ステラの完璧なフォローにより、俺は転ぶことなくステラの腕にしがみつけた。
「おおぅ、助かった……」
「いえいえ、このためのわたしなので……!」
「しかしやはり難しいな。最初からこの調子か」
「もっと軽めに、力を抜いて大丈夫ですよ。体重移動の余地を残しておくのです」
ステラは俺を立たせると、板の上を一歩一歩、身体の動きが見えるように移動する。
「大切なのは接地と魔力アシストのバランスです。ヴァンパイアは雪や氷の中でもぴよ着ぐるみで軽快に行動します」
俺は大量のぴよ着ぐるみがアイススケートする光景を思い浮かべた。
「ウゴ、そういえば俺は大丈夫なの?」
「それなんだが、ウッドには耐性があるからな……。多分、転ばないぞ」
「ぴよ。そういえばいつでもおにいちゃんは変わらないぴよ。キレーぴよね!」
ウッドはあらゆる耐性に優れる。いわゆる汚れ(油汚れ含む)も寄せ付けないし、ゲームの中と同じく転倒にも強い。

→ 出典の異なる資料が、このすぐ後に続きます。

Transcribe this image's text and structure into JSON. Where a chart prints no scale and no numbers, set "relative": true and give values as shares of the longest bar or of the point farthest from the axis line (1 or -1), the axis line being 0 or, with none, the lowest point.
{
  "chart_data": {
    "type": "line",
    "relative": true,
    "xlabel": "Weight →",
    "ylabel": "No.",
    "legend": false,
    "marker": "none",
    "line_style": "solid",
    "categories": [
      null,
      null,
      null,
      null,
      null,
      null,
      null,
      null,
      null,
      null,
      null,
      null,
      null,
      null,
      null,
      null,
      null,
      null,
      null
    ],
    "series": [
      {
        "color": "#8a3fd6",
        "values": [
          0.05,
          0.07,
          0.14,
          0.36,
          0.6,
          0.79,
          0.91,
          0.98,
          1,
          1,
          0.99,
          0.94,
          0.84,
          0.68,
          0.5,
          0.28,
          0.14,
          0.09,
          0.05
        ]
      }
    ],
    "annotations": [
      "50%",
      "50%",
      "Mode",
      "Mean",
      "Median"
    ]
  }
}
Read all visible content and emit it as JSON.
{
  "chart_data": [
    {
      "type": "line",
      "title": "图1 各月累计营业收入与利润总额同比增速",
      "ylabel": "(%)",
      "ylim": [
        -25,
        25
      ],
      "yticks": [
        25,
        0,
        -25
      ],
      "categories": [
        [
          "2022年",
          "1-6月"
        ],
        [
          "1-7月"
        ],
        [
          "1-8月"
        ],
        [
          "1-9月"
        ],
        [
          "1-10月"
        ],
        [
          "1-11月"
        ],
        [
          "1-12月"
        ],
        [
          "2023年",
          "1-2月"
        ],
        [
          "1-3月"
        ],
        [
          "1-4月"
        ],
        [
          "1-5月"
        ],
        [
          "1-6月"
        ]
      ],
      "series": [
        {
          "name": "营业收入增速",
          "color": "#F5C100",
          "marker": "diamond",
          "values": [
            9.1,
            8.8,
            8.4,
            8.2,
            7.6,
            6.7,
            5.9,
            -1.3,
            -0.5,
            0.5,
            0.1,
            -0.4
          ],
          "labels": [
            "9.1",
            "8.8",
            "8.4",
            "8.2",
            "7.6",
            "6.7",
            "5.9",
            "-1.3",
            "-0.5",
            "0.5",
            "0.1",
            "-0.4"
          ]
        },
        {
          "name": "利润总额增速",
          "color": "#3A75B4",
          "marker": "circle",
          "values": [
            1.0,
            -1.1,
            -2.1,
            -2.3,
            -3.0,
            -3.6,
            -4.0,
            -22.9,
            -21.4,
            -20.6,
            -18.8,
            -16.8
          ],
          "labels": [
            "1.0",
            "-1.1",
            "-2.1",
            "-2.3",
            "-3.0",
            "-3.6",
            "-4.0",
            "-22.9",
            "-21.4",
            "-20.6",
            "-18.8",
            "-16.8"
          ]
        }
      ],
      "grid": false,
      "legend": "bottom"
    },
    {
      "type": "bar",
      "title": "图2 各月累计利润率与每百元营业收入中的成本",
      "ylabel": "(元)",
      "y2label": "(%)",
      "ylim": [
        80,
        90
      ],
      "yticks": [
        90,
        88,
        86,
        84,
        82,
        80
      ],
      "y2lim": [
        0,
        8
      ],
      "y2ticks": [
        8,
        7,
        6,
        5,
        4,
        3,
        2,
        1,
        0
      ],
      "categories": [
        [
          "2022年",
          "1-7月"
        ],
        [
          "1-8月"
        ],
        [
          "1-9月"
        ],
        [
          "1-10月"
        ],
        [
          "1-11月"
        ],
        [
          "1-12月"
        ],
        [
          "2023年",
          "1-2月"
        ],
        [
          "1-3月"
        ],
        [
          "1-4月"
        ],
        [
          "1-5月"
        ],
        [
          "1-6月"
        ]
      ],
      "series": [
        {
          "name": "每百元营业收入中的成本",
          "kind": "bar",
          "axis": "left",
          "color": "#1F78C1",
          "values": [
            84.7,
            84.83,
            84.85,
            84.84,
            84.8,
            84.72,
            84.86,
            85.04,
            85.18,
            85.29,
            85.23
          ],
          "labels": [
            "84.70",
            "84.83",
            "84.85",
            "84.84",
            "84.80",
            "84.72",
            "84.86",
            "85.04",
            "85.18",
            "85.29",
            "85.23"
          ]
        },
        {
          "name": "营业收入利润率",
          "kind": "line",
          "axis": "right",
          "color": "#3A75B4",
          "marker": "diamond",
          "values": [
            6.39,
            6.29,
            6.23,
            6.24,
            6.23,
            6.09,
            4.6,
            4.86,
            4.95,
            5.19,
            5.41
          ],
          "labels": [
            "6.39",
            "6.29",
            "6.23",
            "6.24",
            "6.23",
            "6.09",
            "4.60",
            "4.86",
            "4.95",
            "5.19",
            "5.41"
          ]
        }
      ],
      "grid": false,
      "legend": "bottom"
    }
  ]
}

もちろん身体能力も極めて高いし、雪や氷の上でも行動に支障はないだろう。
ウッドは自分でも思ってみなかったようで、目をぱちくりさせる。
「ウゴ、そうなんだ……!」
「わふ。試しにこの油に触ってみるんだぞ」
マルコシアスがささっと取り出した油入り木桶に、ウッドが指を突っ込む。
「……ウゴ、つるっとがすぐ消える」
「意識を傾ければさらにはやく消えるようになるはずだ」
「ぴよ! あたしと同じぴよね!」
やはり今回のダンジョン潜り、問題は俺だな……うん。このままだと完全に足手まといの予感がする。
その日、俺は夕方までよいしょよいしょと訓練所で油と格闘するのであった。